Over the last two decades, India’s Bureau of Energy Efficiency has made notable progress in improving the energy efficiency of room air conditioners and other appliances, most recently by introducing new performance benchmarks for ACs, effective January 1, 2026.

However, as cities in India and across the Global South experience increasingly hot and humid summers, there is a growing realization that conventional ACs — designed primarily for temperature-only cooling — will struggle to manage humidity without wasting energy to overcool spaces. 

A nine-month study by RMI and the Center for Advanced Research in Building Science, CEPT University conducted in Palava City, India, found that most ACs sold today can consume 30% more energy when required to control both temperature and humidity target conditions inside the indoor space.  

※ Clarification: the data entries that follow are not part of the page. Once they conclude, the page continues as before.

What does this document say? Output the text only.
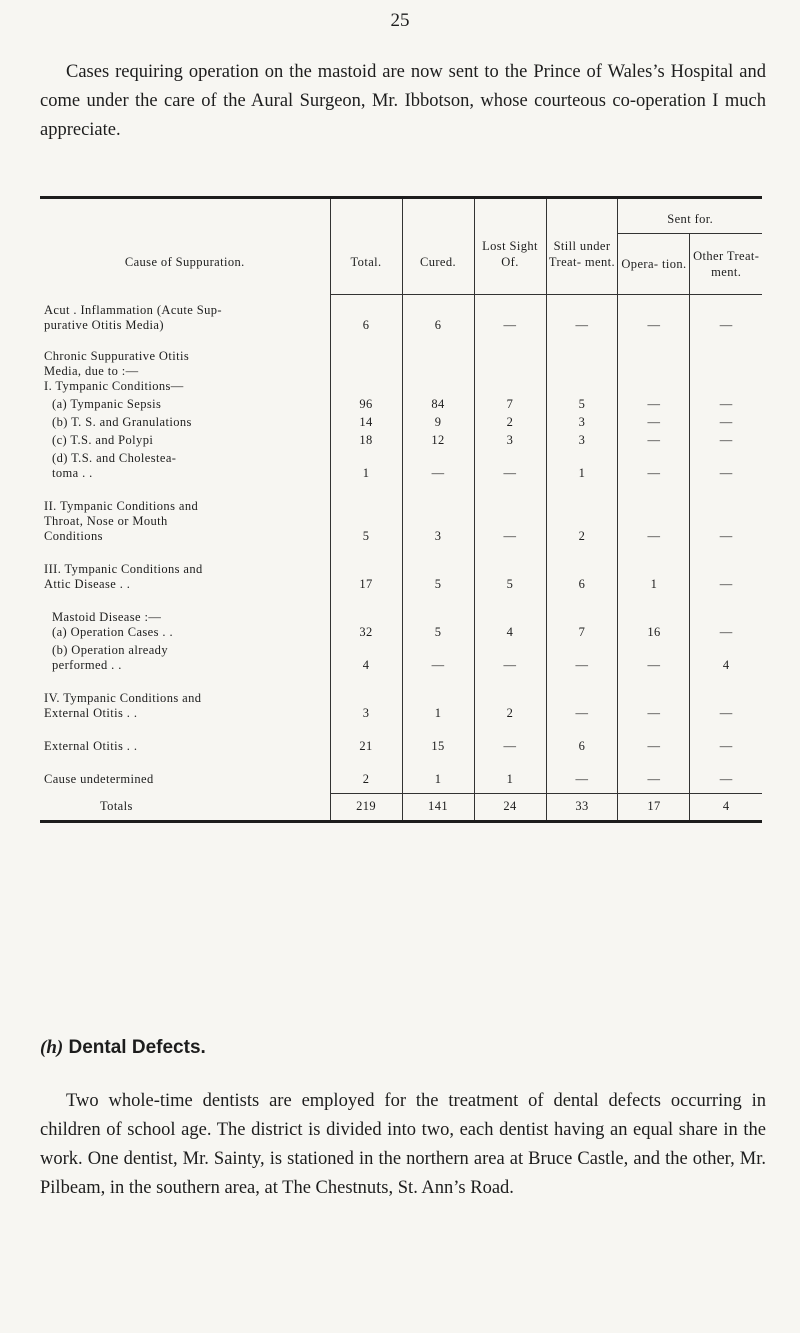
25

Cases requiring operation on the mastoid are now sent to the Prince of Wales’s Hospital and come under the care of the Aural Surgeon, Mr. Ibbotson, whose courteous co-operation I much appreciate.

Cause of Suppuration.	Total.	Cured.	Lost Sight Of.	Still under Treat- ment.	Sent for.	
					Opera- tion.	Other Treat- ment.

Acut . Inflammation (Acute Sup-
purative Otitis Media)	6	6	—	—	—	—

Chronic Suppurative Otitis
Media, due to :—
I. Tympanic Conditions—						

(a) Tympanic Sepsis	96	84	7	5	—	—

(b) T. S. and Granulations	14	9	2	3	—	—

(c) T.S. and Polypi	18	12	3	3	—	—

(d) T.S. and Cholestea-
toma . .	1	—	—	1	—	—

II. Tympanic Conditions and
Throat, Nose or Mouth
Conditions	5	3	—	2	—	—

III. Tympanic Conditions and
Attic Disease . .	17	5	5	6	1	—

Mastoid Disease :—
(a) Operation Cases . .	32	5	4	7	16	—

(b) Operation already
performed . .	4	—	—	—	—	4

IV. Tympanic Conditions and
External Otitis . .	3	1	2	—	—	—

External Otitis . .	21	15	—	6	—	—

Cause undetermined	2	1	1	—	—	—

Totals	219	141	24	33	17	4
(h) Dental Defects.

Two whole-time dentists are employed for the treatment of dental defects occurring in children of school age. The district is divided into two, each dentist having an equal share in the work. One dentist, Mr. Sainty, is stationed in the northern area at Bruce Castle, and the other, Mr. Pilbeam, in the southern area, at The Chestnuts, St. Ann’s Road.
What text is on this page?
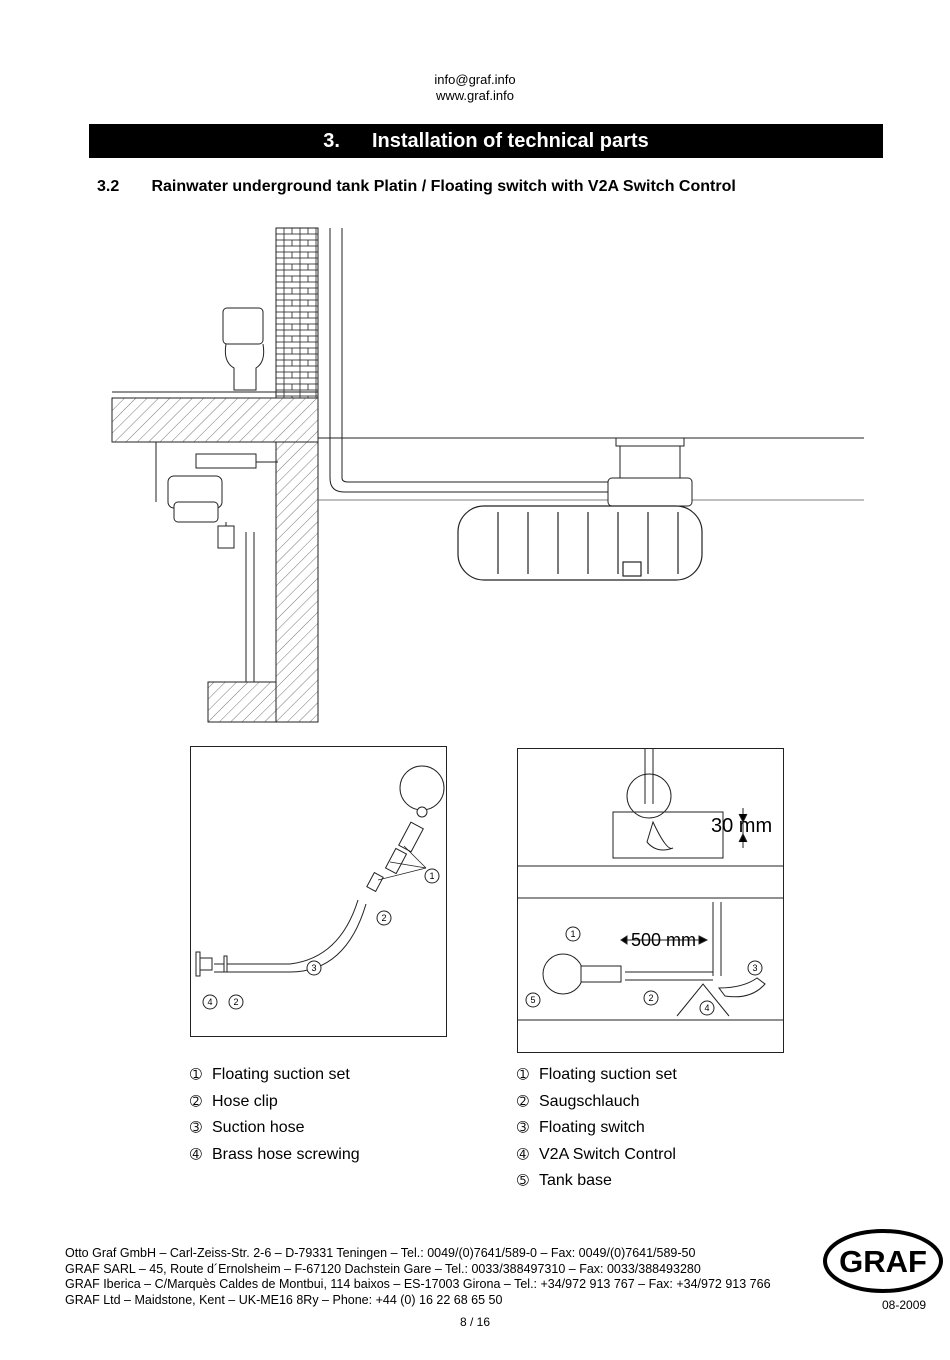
info@graf.info
www.graf.info
3. Installation of technical parts
3.2 Rainwater underground tank Platin / Floating switch with V2A Switch Control
1
2
3
4 2
30 mm
500 mm
1
2
3
4
5
➀ Floating suction set
➁ Hose clip
➂ Suction hose
➃ Brass hose screwing
➀ Floating suction set
➁ Saugschlauch
➂ Floating switch
➃ V2A Switch Control
➄ Tank base
Otto Graf GmbH – Carl-Zeiss-Str. 2-6 – D-79331 Teningen – Tel.: 0049/(0)7641/589-0 – Fax: 0049/(0)7641/589-50
GRAF SARL – 45, Route d´Ernolsheim – F-67120 Dachstein Gare – Tel.: 0033/388497310 – Fax: 0033/388493280
GRAF Iberica – C/Marquès Caldes de Montbui, 114 baixos – ES-17003 Girona – Tel.: +34/972 913 767 – Fax: +34/972 913 766
GRAF Ltd – Maidstone, Kent – UK-ME16 8Ry – Phone: +44 (0) 16 22 68 65 50
GRAF
08-2009
8 / 16
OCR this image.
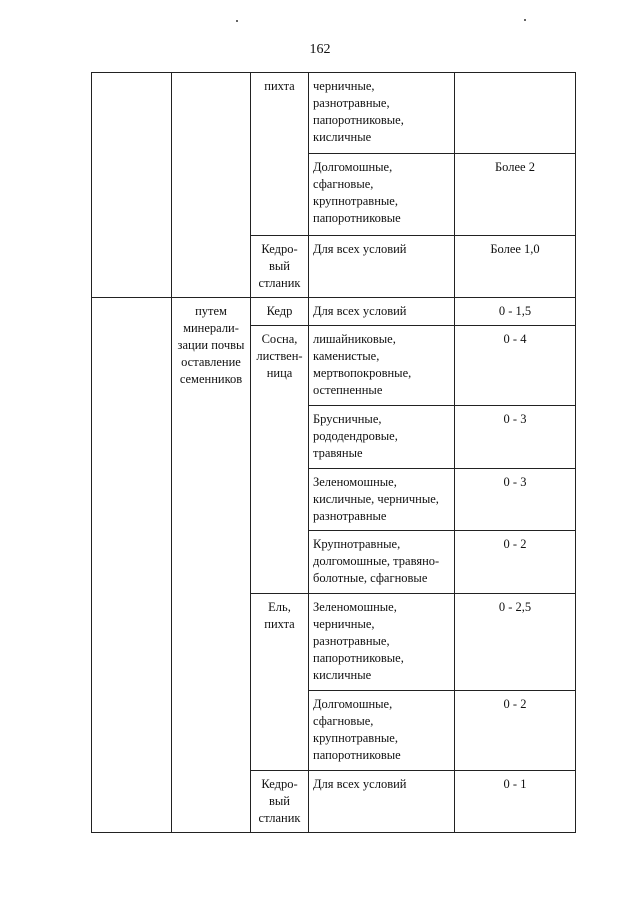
162

		пихта	черничные,
разнотравные,
папоротниковые,
кисличные	

			Долгомошные,
сфагновые,
крупнотравные,
папоротниковые	Более 2

		Кедро-
вый
стланик	Для всех условий	Более 1,0

	путем
минерали-
зации почвы
оставление
семенников	Кедр	Для всех условий	0 - 1,5

		Сосна,
листвен-
ница	лишайниковые,
каменистые,
мертвопокровные,
остепненные	0 - 4

			Брусничные,
рододендровые,
травяные	0 - 3

			Зеленомошные,
кисличные, черничные,
разнотравные	0 - 3

			Крупнотравные,
долгомошные, травяно-
болотные, сфагновые	0 - 2

		Ель,
пихта	Зеленомошные,
черничные,
разнотравные,
папоротниковые,
кисличные	0 - 2,5

			Долгомошные,
сфагновые,
крупнотравные,
папоротниковые	0 - 2

		Кедро-
вый
стланик	Для всех условий	0 - 1
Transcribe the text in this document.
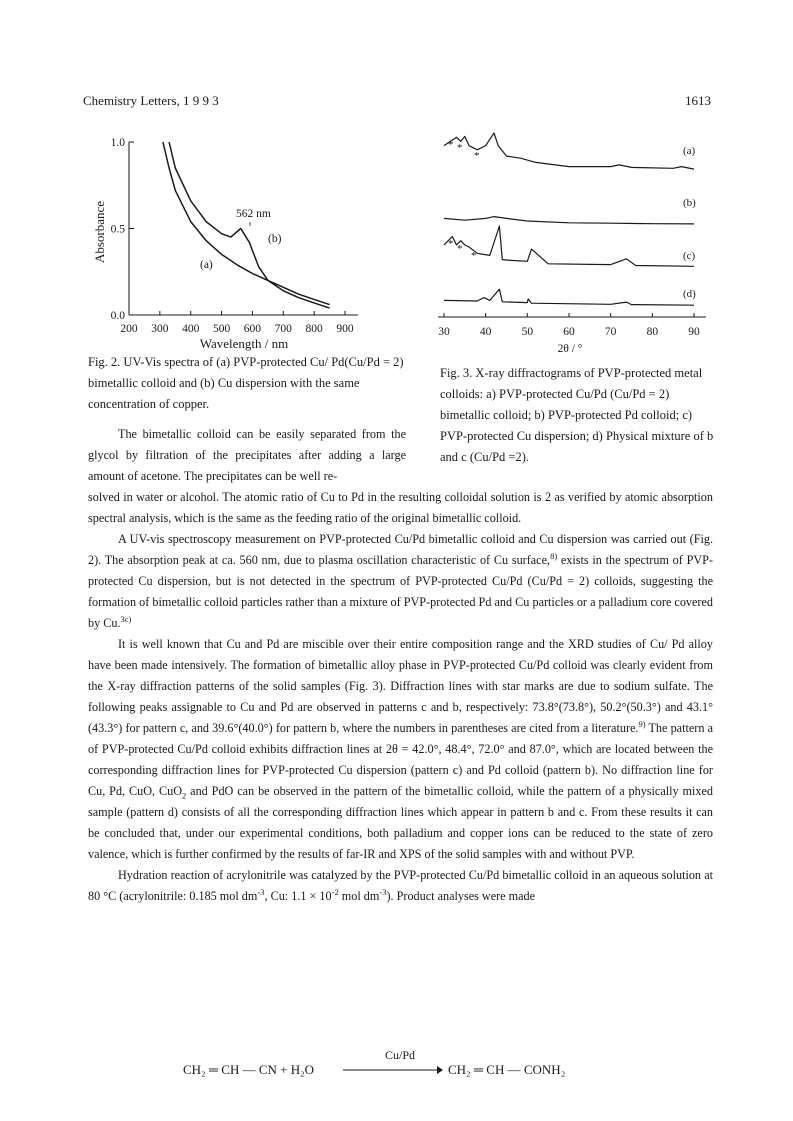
Chemistry Letters, 1 9 9 3	1613
1.0
0.5
0.0
200 300 400 500 600 700 800 900
Absorbance
Wavelength / nm
562 nm
(b)
(a)
30	40	50	60	70	80	90
2θ / °
(a)
(b)
(c)
(d)
* *
*
* *
*
Fig. 2. UV-Vis spectra of (a) PVP-protected Cu/ Pd(Cu/Pd = 2) bimetallic colloid and (b) Cu dispersion with the same concentration of copper.
Fig. 3. X-ray diffractograms of PVP-protected metal colloids: a) PVP-protected Cu/Pd (Cu/Pd = 2) bimetallic colloid; b) PVP-protected Pd colloid; c) PVP-protected Cu dispersion; d) Physical mixture of b and c (Cu/Pd =2).

The bimetallic colloid can be easily separated from the glycol by filtration of the precipitates after adding a large amount of acetone. The precipitates can be well re-

solved in water or alcohol. The atomic ratio of Cu to Pd in the resulting colloidal solution is 2 as verified by atomic absorption spectral analysis, which is the same as the feeding ratio of the original bimetallic colloid.

A UV-vis spectroscopy measurement on PVP-protected Cu/Pd bimetallic colloid and Cu dispersion was carried out (Fig. 2). The absorption peak at ca. 560 nm, due to plasma oscillation characteristic of Cu surface,$^{8)}$ exists in the spectrum of PVP-protected Cu dispersion, but is not detected in the spectrum of PVP-protected Cu/Pd (Cu/Pd = 2) colloids, suggesting the formation of bimetallic colloid particles rather than a mixture of PVP-protected Pd and Cu particles or a palladium core covered by Cu.$^{3c)}$

It is well known that Cu and Pd are miscible over their entire composition range and the XRD studies of Cu/ Pd alloy have been made intensively. The formation of bimetallic alloy phase in PVP-protected Cu/Pd colloid was clearly evident from the X-ray diffraction patterns of the solid samples (Fig. 3). Diffraction lines with star marks are due to sodium sulfate. The following peaks assignable to Cu and Pd are observed in patterns c and b, respectively: 73.8°(73.8°), 50.2°(50.3°) and 43.1°(43.3°) for pattern c, and 39.6°(40.0°) for pattern b, where the numbers in parentheses are cited from a literature.$^{9)}$ The pattern a of PVP-protected Cu/Pd colloid exhibits diffraction lines at 2θ = 42.0°, 48.4°, 72.0° and 87.0°, which are located between the corresponding diffraction lines for PVP-protected Cu dispersion (pattern c) and Pd colloid (pattern b). No diffraction line for Cu, Pd, CuO, CuO$_2$ and PdO can be observed in the pattern of the bimetallic colloid, while the pattern of a physically mixed sample (pattern d) consists of all the corresponding diffraction lines which appear in pattern b and c. From these results it can be concluded that, under our experimental conditions, both palladium and copper ions can be reduced to the state of zero valence, which is further confirmed by the results of far-IR and XPS of the solid samples with and without PVP.

Hydration reaction of acrylonitrile was catalyzed by the PVP-protected Cu/Pd bimetallic colloid in an aqueous solution at 80 °C (acrylonitrile: 0.185 mol $dm^{-3}$, Cu: $1.1 \times 10^{-2}$ mol $dm^{-3}$). Product analyses were made

CH₂ ═ CH — CN + H₂O
Cu/Pd
CH₂ ═ CH — CONH₂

Standard-setting bodies are also embracing to shift. The International Organization for Standardization ISO/TC 86/SC 6 — which develops international standards for testing and rating air conditioners and heat pumps — is steadily building toward more representative real-world performance evaluation approaches. This is reflected in the ongoing development of the ISO 21280 standard, which aims to advance beyond conventional steady-state, capacity-based methods toward evaluation under native controls across varying load conditions. 

Building on this momentum, alongside evidence generate through field testing, the workshop focused on how ACs can better manage both temperature and humidity to deliver consistent comfort and energy efficiency, while being affordable to own and operate.

To see this idea in practice, participants used modeling and simulation tools to explore how design decisions affect performance outcomes. Through guided sessions using VapCyc simulation software, the engineers built system models, generated performance maps, and tested how ACs respond under varying load and humidity conditions.   

These exercises, along with insights from industry presentations and discussions, illuminated the trade-offs that shape product design. By incorporating real-world conditions into simulation workflows, participants moved beyond standard test assumptions and engaged directly with the complexities of real-world operating behavior. This approach not only enables improving design accuracy but can also speed up prototyping and shorten product development cycles.

From systems to components 

The second day of this workshop extended this hands-on approach to component-level design, with a focus on heat exchangers. Industry experts shared practical insights on tube-fin coil design, manufacturability constraints, and material considerations, and introduced emerging approaches such as microchannel systems and advanced refrigerant distribution. 

These discussions highlighted that even well-established components remain a key area for innovation. Design choices directly influence cooling capacity and efficiency in real-world conditions, manufacturability, and ultimately product cost. As such, design must be evaluated across a range of operating contexts. Improving performance requires balancing cost, durability, and manufacturability, particularly as India’s manufacturing ecosystem continues to expand.   

Now is the time to rethink design approaches with a fresh mindset. Our current product design must evolve to ease the tension between people’s comfort, the power grid, and the planet. 

Looking ahead 

Designing the next generation of air conditioning systems made for real-world performance will require building stronger technical capability, expanding access to the right tools, and equipping engineers and product teams with new skills. Continued coordination across manufacturers, policymakers, and researchers can help ensure that design practices, testing frameworks, and market signals evolve together, supported by a shared understanding of real-world performance.  

 As this alignment takes shape, it creates a pathway to translate technical insight into scalable solutions, making the future of cooling innovation a practical reality.